An upcoming vote by the Cherokee tribal council could be the first step towards changing the name of Tennessee’s 6,643-foot Clingmans Dome, the highest point in Great Smoky Mountains National Park.
The proposed name is Kuwahi, or “Mulberry Place” in Cherokee, which was what the native population originally called the mountain.
Renaming Clingmans Dome would mark a major change for the peak, which is a popular destination for thru-hikers on the Appalachian trail, and day trippers entering the park.
The current name carries a murky history. Geologist Arnold Guyot gave the peak its title in 1859 in reference to Thomas Clingman, a U.S. senator turned Confederate general who played a significant role in settlers’ efforts to survey the region. Clingman, however, had no affiliation with the Cherokee people and was publicly racist. As for Guyot, he published a manuscript that drew parallels between topography, geography and “the superiority of certain races.”
“The history of the renaming of Kuwahi to ‘Clingmans Dome’ shows that the name of Clingman was designated by a proponent of scientific racism (Guyot) on behalf of an avowed racist (Clingman), in an action that was disrespectful to Cherokee people, culture, history and tradition,” the tribe’s resolution reads.
According to the proposal’s backers, restoring the mountain’s original name wouldn’t serve to bury its history, but rather to make amends.
“The name Clingman is not derogatory in and of itself, but the history shows the act of changing the name of Kuwahi to Clingmans Dome was racist and the racist action should be acknowledged and corrected,” the tribe said.
Clingmans Dome is a sacred location to the Cherokee people, and has historically been used as a place of prayer and reflection. The mountain also appears in Cherokee lore. Behind the call to change the mountain’s name back to its native name are two women: Levita Hill and Mary “Missy” Crowe belong to the Eastern Band of Cherokee Indians.
“We understand that it’s going to be a tedious process and a fight,” Hill told The One Feather last month. “What this resolution does, it’s not saying ‘grant the name change’, it’s saying ‘support our action as we take the steps to attempt to address the proper channels that we can do this’.”

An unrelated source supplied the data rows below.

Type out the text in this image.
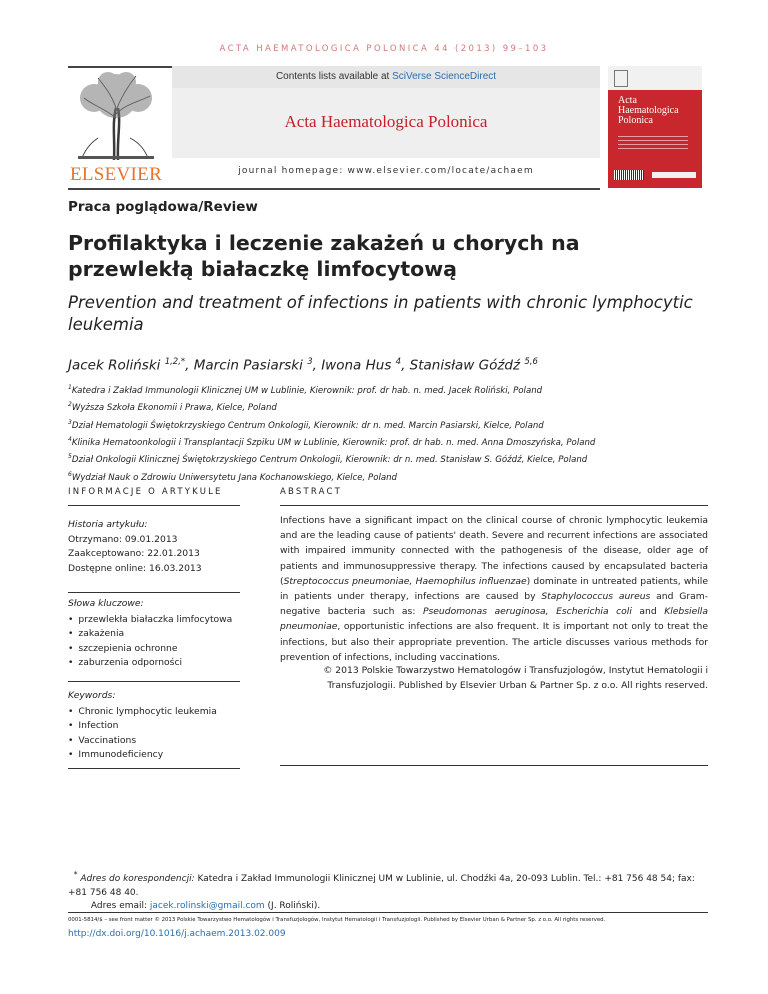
ACTA HAEMATOLOGICA POLONICA 44 (2013) 99–103
ELSEVIER
Contents lists available at SciVerse ScienceDirect
Acta Haematologica Polonica
journal homepage: www.elsevier.com/locate/achaem
Acta
Haematologica
Polonica
Praca poglądowa/Review
Profilaktyka i leczenie zakażeń u chorych na przewlekłą białaczkę limfocytową
Prevention and treatment of infections in patients with chronic lymphocytic leukemia
Jacek Roliński $^{1,2,*}$, Marcin Pasiarski $^3$, Iwona Hus $^4$, Stanisław Góźdź $^{5,6}$
$^1$Katedra i Zakład Immunologii Klinicznej UM w Lublinie, Kierownik: prof. dr hab. n. med. Jacek Roliński, Poland
$^2$Wyższa Szkoła Ekonomii i Prawa, Kielce, Poland
$^3$Dział Hematologii Świętokrzyskiego Centrum Onkologii, Kierownik: dr n. med. Marcin Pasiarski, Kielce, Poland
$^4$Klinika Hematoonkologii i Transplantacji Szpiku UM w Lublinie, Kierownik: prof. dr hab. n. med. Anna Dmoszyńska, Poland
$^5$Dział Onkologii Klinicznej Świętokrzyskiego Centrum Onkologii, Kierownik: dr n. med. Stanisław S. Góźdź, Kielce, Poland
$^6$Wydział Nauk o Zdrowiu Uniwersytetu Jana Kochanowskiego, Kielce, Poland
INFORMACJE O ARTYKULE	ABSTRACT
Historia artykułu:
Otrzymano: 09.01.2013
Zaakceptowano: 22.01.2013
Dostępne online: 16.03.2013
Słowa kluczowe:
• przewlekła białaczka limfocytowa
• zakażenia
• szczepienia ochronne
• zaburzenia odporności
Keywords:
• Chronic lymphocytic leukemia
• Infection
• Vaccinations
• Immunodeficiency
Infections have a significant impact on the clinical course of chronic lymphocytic leukemia and are the leading cause of patients' death. Severe and recurrent infections are associated with impaired immunity connected with the pathogenesis of the disease, older age of patients and immunosuppressive therapy. The infections caused by encapsulated bacteria (Streptococcus pneumoniae, Haemophilus influenzae) dominate in untreated patients, while in patients under therapy, infections are caused by Staphylococcus aureus and Gram-negative bacteria such as: Pseudomonas aeruginosa, Escherichia coli and Klebsiella pneumoniae, opportunistic infections are also frequent. It is important not only to treat the infections, but also their appropriate prevention. The article discusses various methods for prevention of infections, including vaccinations.
© 2013 Polskie Towarzystwo Hematologów i Transfuzjologów, Instytut Hematologii i Transfuzjologii. Published by Elsevier Urban & Partner Sp. z o.o. All rights reserved.
* Adres do korespondencji: Katedra i Zakład Immunologii Klinicznej UM w Lublinie, ul. Chodźki 4a, 20-093 Lublin. Tel.: +81 756 48 54; fax: +81 756 48 40.
Adres email: jacek.rolinski@gmail.com (J. Roliński).
0001-5814/$ – see front matter © 2013 Polskie Towarzystwo Hematologów i Transfuzjologów, Instytut Hematologii i Transfuzjologii. Published by Elsevier Urban & Partner Sp. z o.o. All rights reserved.
http://dx.doi.org/10.1016/j.achaem.2013.02.009
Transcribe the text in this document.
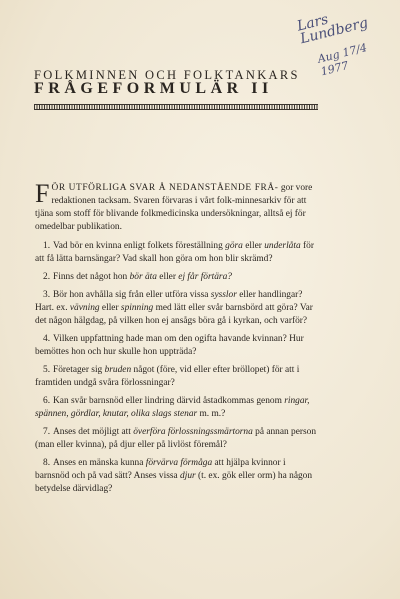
Lars Lundberg
Aug 17/4 1977
FOLKMINNEN OCH FOLKTANKARS
FRÅGEFORMULÄR II

F ÖR UTFÖRLIGA SVAR Å NEDANSTÅENDE FRÅ- gor vore redaktionen tacksam. Svaren förvaras i vårt folk-minnesarkiv för att tjäna som stoff för blivande folkmedicinska undersökningar, alltså ej för omedelbar publikation.

1. Vad bör en kvinna enligt folkets föreställning göra eller underlåta för att få lätta barnsängar? Vad skall hon göra om hon blir skrämd?

2. Finns det något hon bör äta eller ej får förtära?

3. Bör hon avhålla sig från eller utföra vissa sysslor eller handlingar? Hart. ex. vävning eller spinning med lätt eller svår barnsbörd att göra? Var det någon hälgdag, på vilken hon ej ansågs böra gå i kyrkan, och varför?

4. Vilken uppfattning hade man om den ogifta havande kvinnan? Hur bemöttes hon och hur skulle hon uppträda?

5. Företager sig bruden något (före, vid eller efter bröllopet) för att i framtiden undgå svåra förlossningar?

6. Kan svår barnsnöd eller lindring därvid åstadkommas genom ringar, spännen, gördlar, knutar, olika slags stenar m. m.?

7. Anses det möjligt att överföra förlossningssmärtorna på annan person (man eller kvinna), på djur eller på livlöst föremål?

8. Anses en mänska kunna förvärva förmåga att hjälpa kvinnor i barnsnöd och på vad sätt? Anses vissa djur (t. ex. gök eller orm) ha någon betydelse därvidlag?
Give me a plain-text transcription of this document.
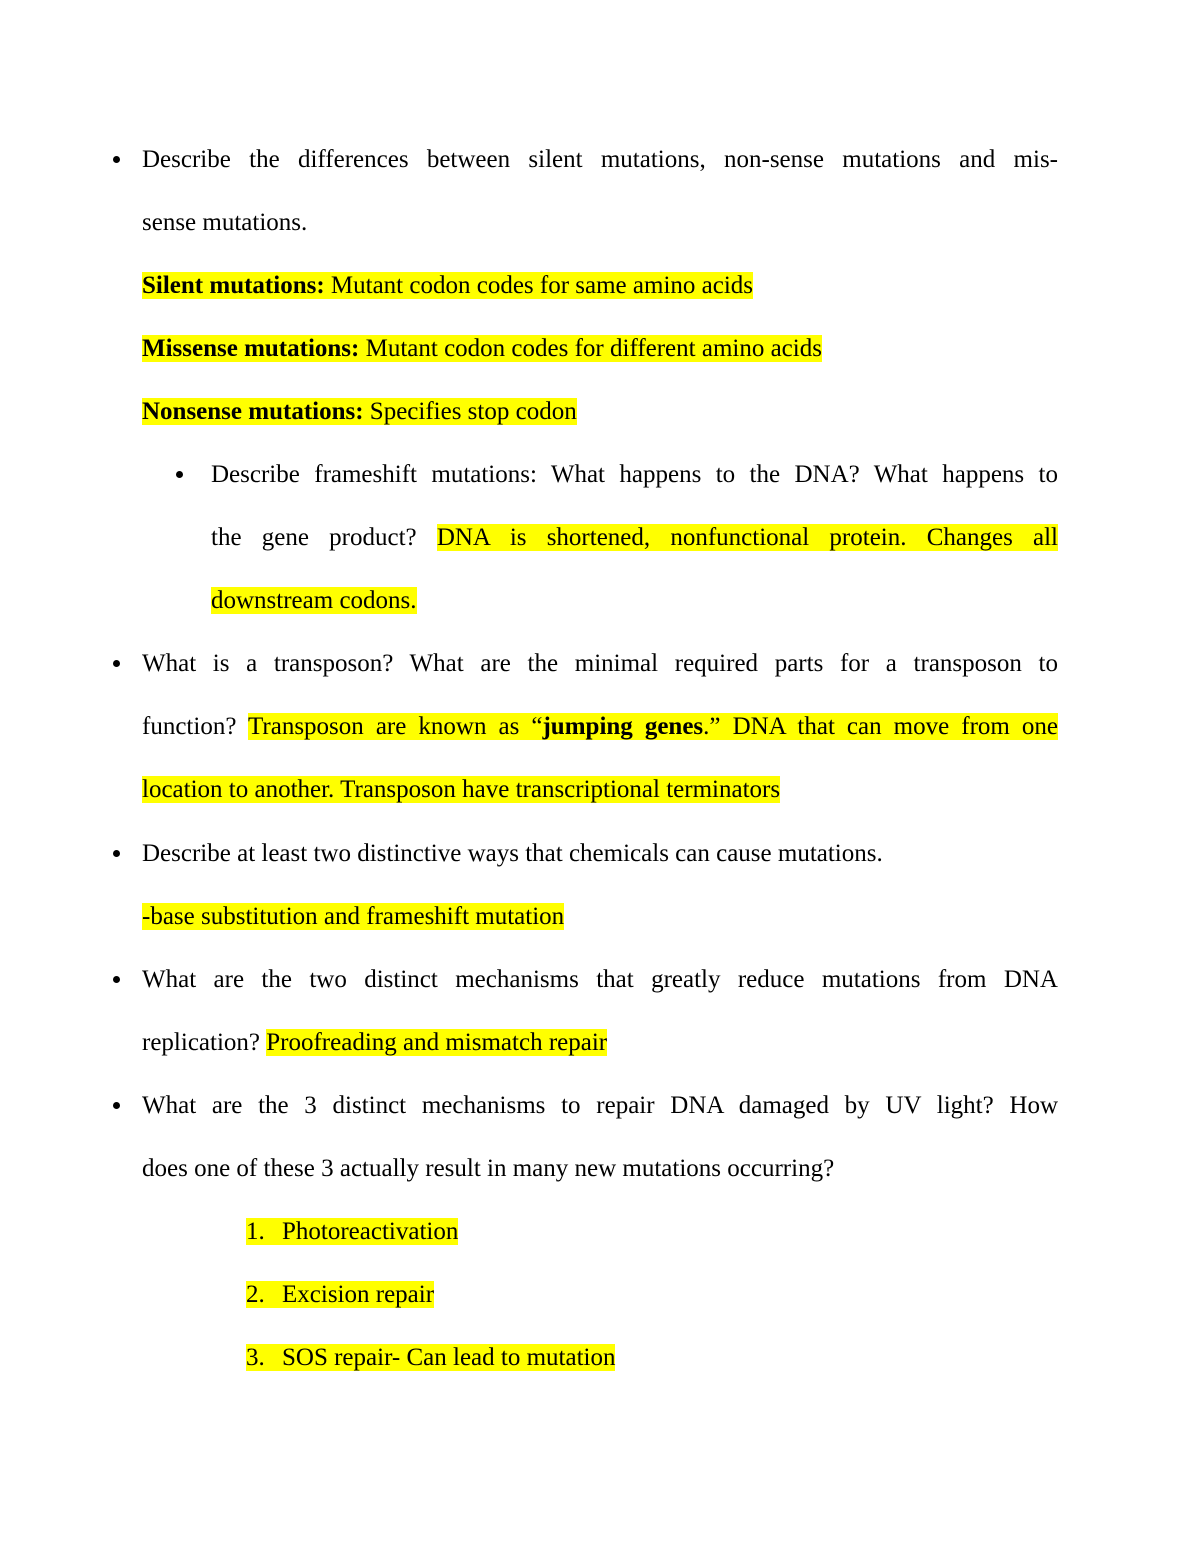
Describe the differences between silent mutations, non-sense mutations and mis-
sense mutations.
Silent mutations: Mutant codon codes for same amino acids
Missense mutations: Mutant codon codes for different amino acids
Nonsense mutations: Specifies stop codon
Describe frameshift mutations: What happens to the DNA? What happens to
the gene product? DNA is shortened, nonfunctional protein. Changes all
downstream codons.
What is a transposon? What are the minimal required parts for a transposon to
function? Transposon are known as “jumping genes.” DNA that can move from one
location to another. Transposon have transcriptional terminators
Describe at least two distinctive ways that chemicals can cause mutations.
-base substitution and frameshift mutation
What are the two distinct mechanisms that greatly reduce mutations from DNA
replication? Proofreading and mismatch repair
What are the 3 distinct mechanisms to repair DNA damaged by UV light? How
does one of these 3 actually result in many new mutations occurring?
1. Photoreactivation
2. Excision repair
3. SOS repair- Can lead to mutation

Even if the resolution passes, it would only be a first step toward officially renaming the mountain. The process requires the approval of the National Park Service, the community, and the U.S. Board on Geographic Names. But the tribal council vote could provide momentum to push the process along.
Renaming Clingmans Dome would be the latest instance in a series of recent name changes for popular geographic features. In June, Yellowstone National Park changed the name of 10,551-foot Mount Doane to the First Peoples Mountain. In 2015, former President Barack Obama officially changed the name of the country’s highest peak from “Mt. McKinley” to “Denali,” which is the Athabascan name for the peak. Other popular destinations still retain their non-native names, such as the Grand Canyon, which was originally called “Ongtupqa” by the Hopi tribe. Mount Rushmore in South Dakota was named “The Six Grandfathers” by the Sioux people, and Mount Washington in New Hampshire was originally named “Agiocochook” by the Abenaki people.